乾尚俊当然知道秦云东是为他好,如果出了问题,板子打下来,首先打到的不是秦云东,而是他乾尚俊这个市长。
乾尚俊沉默没有立刻回应,目光看着支架上的设计图纸,像是在重新审视那些他曾经认为是无比正确的选择。
秦云东说完村民的债务和生计问题,见乾尚俊没有反驳,便继续把话题引向了更深一层:
“老乾,我刚才说的是赵家庄村民,接下来咱们再谈一下村里的两万多租客,这又是一个极为棘手的问题。”
“租客?他们能有什么问题,房子拆迁,他们去别的地方租房就是了。”
乾尚俊一脸茫然地随口问。
“没那么简单。赵家庄五百亩的土地上住了三万多人,村民不到总数的百分之五,剩下的全是外来租户。
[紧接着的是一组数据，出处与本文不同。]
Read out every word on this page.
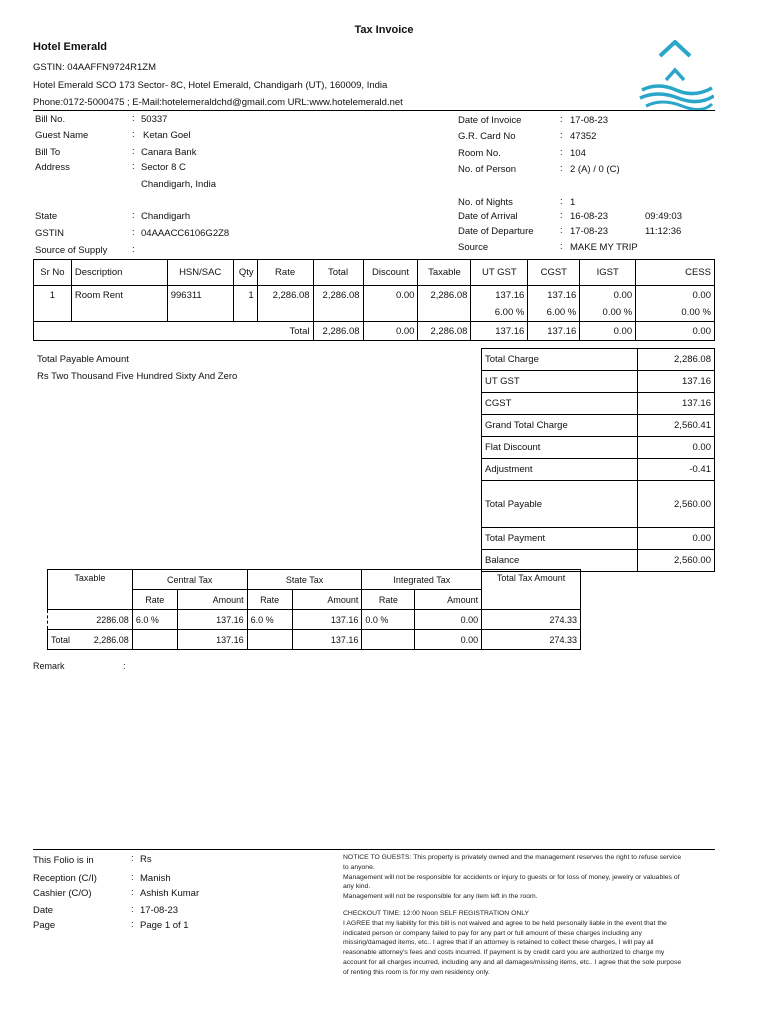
Tax Invoice
Hotel Emerald
GSTIN: 04AAFFN9724R1ZM
Hotel Emerald SCO 173 Sector- 8C, Hotel Emerald, Chandigarh (UT), 160009, India
Phone:0172-5000475 ; E-Mail:hotelemeraldchd@gmail.com URL:www.hotelemerald.net
Bill No.	: 50337
Guest Name	: Ketan Goel
Bill To	: Canara Bank
Address	: Sector 8 C
Chandigarh, India
State	: Chandigarh
GSTIN	: 04AAACC6106G2Z8
Source of Supply	:
Date of Invoice	: 17-08-23
G.R. Card No	: 47352
Room No.	: 104
No. of Person	: 2 (A) / 0 (C)
No. of Nights	: 1
Date of Arrival	: 16-08-23	09:49:03
Date of Departure	: 17-08-23	11:12:36
Source	: MAKE MY TRIP
Sr No	Description	HSN/SAC	Qty	Rate	Total	Discount	Taxable	UT GST	CGST	IGST	CESS
1	Room Rent	996311	1	2,286.08	2,286.08	0.00	2,286.08	137.16	137.16	0.00	0.00
								6.00 %	6.00 %	0.00 %	0.00 %
Total					2,286.08	0.00	2,286.08	137.16	137.16	0.00	0.00
Total Payable Amount
Rs Two Thousand Five Hundred Sixty And Zero
Total Charge	2,286.08
UT GST	137.16
CGST	137.16
Grand Total Charge	2,560.41
Flat Discount	0.00
Adjustment	-0.41
Total Payable	2,560.00
Total Payment	0.00
Balance	2,560.00
Taxable	Central Tax		State Tax		Integrated Tax		Total Tax Amount
	Rate	Amount	Rate	Amount	Rate	Amount	
2286.08	6.0 %	137.16	6.0 %	137.16	0.0 %	0.00	274.33
Total 2,286.08		137.16		137.16		0.00	274.33
Remark	:
This Folio is in	: Rs
Reception (C/I)	: Manish
Cashier (C/O)	: Ashish Kumar
Date	: 17-08-23
Page	: Page 1 of 1

NOTICE TO GUESTS: This property is privately owned and the management reserves the right to refuse service to anyone.

Management will not be responsible for accidents or injury to guests or for loss of money, jewelry or valuables of any kind.

Management will not be responsible for any item left in the room.

CHECKOUT TIME: 12:00 Noon SELF REGISTRATION ONLY

I AGREE that my liability for this bill is not waived and agree to be held personally liable in the event that the indicated person or company failed to pay for any part or full amount of these charges including any missing/damaged items, etc.. I agree that if an attorney is retained to collect these charges, I will pay all reasonable attorney's fees and costs incurred. If payment is by credit card you are authorized to charge my account for all charges incurred, including any and all damages/missing items, etc.. I agree that the sole purpose of renting this room is for my own residency only.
他们从事的工作大多收入不高,只能接受赵家庄便宜的房租,如果赵家庄拆了,周边的商品房,一个单间至少五六百,他们根本租不起。”
秦云东继续推演,高房租会导致一部分人离开省城。
短时间内也许看不出影响,但时间长了,餐馆招不到洗碗工,小区招不到保洁,商场招不到保安,企业为了招到人,只能提高工资。
城市运行成本可能会因此悄悄上升,而这种上升,最先被普通市民感受到。做决策时,必须要算清楚这笔账。
“再有,赵家庄里面有不少生产型小微企业,生产袜子鞋帽、小五金配件、家用小百货,因为微利经营销路很好,逐渐形成了完整供应链。如果赵家庄拆了,这些小微企业失去了成本优势只能关闭……”
秦云东的话还没有说完,乾尚俊马上插话辩解。
“我知道赵家庄有一批小工厂,涉及从业人员不过是千把人,市府有能力消化吸收,这一点上,我们有充分考虑。”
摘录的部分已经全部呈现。